«Prendiamoci un caffè». E' una trappola. Pestati madre e figli

Sabato di follia e violenza a Chiaia

La polizia ha bloccato quattro minorenni che sono stati identificati e riaffidati ai genitori. Altri sei sono ricercati.

Napoli.  

Due fratelli, giovanissimi, attirati in una trappola con il pretesto di un caffé e un chiarimento dopo una lite. I ragazzi si presentano all’appuntamento, ma la babygang composta da almeno dieci persone si scatena. Calci pugni, bastoni. «I miei figli invitati per un caffé e poi colpiti a tradimento. Io finita in ospedale per difenderli. Lasciati soli, senza che nessuno tra la folla intervenisse». Sono le parole di una madre che ha cercato di aiutare i suoi figli. E' arrivata in quella strada per salvarli dalla furia, dall'assalto dalla violenza della gang. «Nessuno ha aiutato i miei figli»: parole durissime quelle di Maria Rosaria, la mamma 52enne scesa in strada per fermare quei ragazzi. Inutilmente, in ospedale c'è finita anche lei.
Le parole non raccontano solo il dolore per la violenza subita ma anche l’amarezza per l’indifferenza del quartiere - scrivono Giuseppe Crimaldi e Melina Chiapparino su Il Mattino - Lei, medicata all’ospedale San Paolo con una prognosi di cinque giorni per i colpi ricevuti al torace e alla testa, ha tentato di difendere Vincenzo e Raffaele, che «sono dei bravissimi ragazzi che studiano e lavorano».

Una aggressione terribile e immotivata che è avvenuta a Chiaia, finita per l'appunto, con una doppia rissa e una madre ferita in ospedale quella che doveva essere una serata di divertimento tra i baretti di via Bisignano.

La polizia ha bloccato quattro minorenni che sono stati identificati e riaffidati ai genitori. Altri sei sono ricercati.

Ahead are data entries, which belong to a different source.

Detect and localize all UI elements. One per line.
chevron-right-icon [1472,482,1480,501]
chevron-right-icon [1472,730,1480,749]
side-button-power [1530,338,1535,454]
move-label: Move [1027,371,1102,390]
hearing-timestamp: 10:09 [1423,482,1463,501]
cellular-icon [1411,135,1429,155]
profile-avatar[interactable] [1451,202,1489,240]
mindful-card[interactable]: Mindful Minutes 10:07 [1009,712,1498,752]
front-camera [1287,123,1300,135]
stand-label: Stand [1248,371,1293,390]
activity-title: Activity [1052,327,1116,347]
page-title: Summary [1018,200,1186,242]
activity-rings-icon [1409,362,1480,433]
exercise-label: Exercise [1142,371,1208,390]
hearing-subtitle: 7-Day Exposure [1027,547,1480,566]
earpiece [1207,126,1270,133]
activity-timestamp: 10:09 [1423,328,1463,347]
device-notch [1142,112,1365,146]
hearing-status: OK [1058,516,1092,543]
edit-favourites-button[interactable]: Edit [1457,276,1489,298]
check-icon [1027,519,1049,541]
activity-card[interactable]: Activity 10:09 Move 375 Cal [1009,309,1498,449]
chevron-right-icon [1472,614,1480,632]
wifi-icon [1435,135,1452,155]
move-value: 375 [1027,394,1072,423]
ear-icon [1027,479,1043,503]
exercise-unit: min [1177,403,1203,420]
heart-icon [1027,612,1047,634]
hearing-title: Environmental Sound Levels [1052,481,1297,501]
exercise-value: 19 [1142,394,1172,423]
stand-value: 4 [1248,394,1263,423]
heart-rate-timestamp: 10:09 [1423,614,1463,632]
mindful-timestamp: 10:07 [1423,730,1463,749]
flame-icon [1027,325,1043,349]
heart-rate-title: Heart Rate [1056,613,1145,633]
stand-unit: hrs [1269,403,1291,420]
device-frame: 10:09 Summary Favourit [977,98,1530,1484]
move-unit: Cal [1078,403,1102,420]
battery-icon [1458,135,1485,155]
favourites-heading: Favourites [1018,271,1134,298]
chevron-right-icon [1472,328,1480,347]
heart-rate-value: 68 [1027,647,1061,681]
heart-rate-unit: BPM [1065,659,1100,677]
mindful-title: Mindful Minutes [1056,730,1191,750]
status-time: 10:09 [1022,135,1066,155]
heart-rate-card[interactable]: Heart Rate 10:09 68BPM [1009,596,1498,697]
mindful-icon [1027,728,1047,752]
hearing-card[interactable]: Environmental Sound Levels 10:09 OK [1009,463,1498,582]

LA DINAMICA: Una serata come le altre. Un sabato in compagnia degli amici. Vittime di una vera e propria spedizione punitiva nel cuore di Chiaia sono stati due giovani fratelli napoletani e la loro mamma, intervenuta per soccorrerli per bloccare la furia della gang. Ma è stata travolta anche lei dagli assalitori. A macchiare ancora una volta di sangue e violenza la movida cittadina è stato un gruppetto di minorenni che in pieno stile Gomorra ha vendicato, a suon di botte, la vittima di turno. Colpevole solo di uno sguardo di troppo. 

La furia degli aggressori si è scatenata in via Bisignano, una delle stradine che compongono il quadrilatero dei baretti. Raffaele e Vincenzosono rimasti tramortiti dalle botte. In dieci li hanno assaliti attirandoli nella trappola di un caffè per chiarire. Il branco ha agito indisturbato. Tutta colpa di un’impressione: i componenti della baby gang rivendicavano quella violenza come la punizione per uno sguardo di troppo che uno dei fratelli avrebbe rivolto poco prima, nel pomeriggio, a uno dei com- ponenti del branco. 

Maria Rosaria, 52enne madre delle vittime con le quali abita a poche centinaia di metri dal luogo dell’aggressione, è scesa di corsa per bloccare la furia. E’ finita in ospedale anche lei e ne avrà per sei giorni. 

Lasciati soli, senza che nessuno tra la folla intervenisse. È il duro atto d’accusa di una madre che ha cercato di aiutare i suoi figli

«sono dei bravissimi ragazzi che studiano e lavorano e non meritavano di subire quest’episodio assurdo». 

«È stata una trappola - insiste il padre, agitato per l’accaduto ma anche carico di rabbia - Li hanno attirati con la scusa di un chiarimento e di un caffè per parlare e invece sapevano già che li avrebbero assaliti e picchiati». I poliziotti hanno individuato e fermato quattro dei componenti della baby gang. Si tratta di minorenni, tutti residenti ai Quartieri spagnoli, accusati ora di lesioni e riaffidati ai genitori. Le indagini proseguono per individuare gli altri componenti della banda di violenti.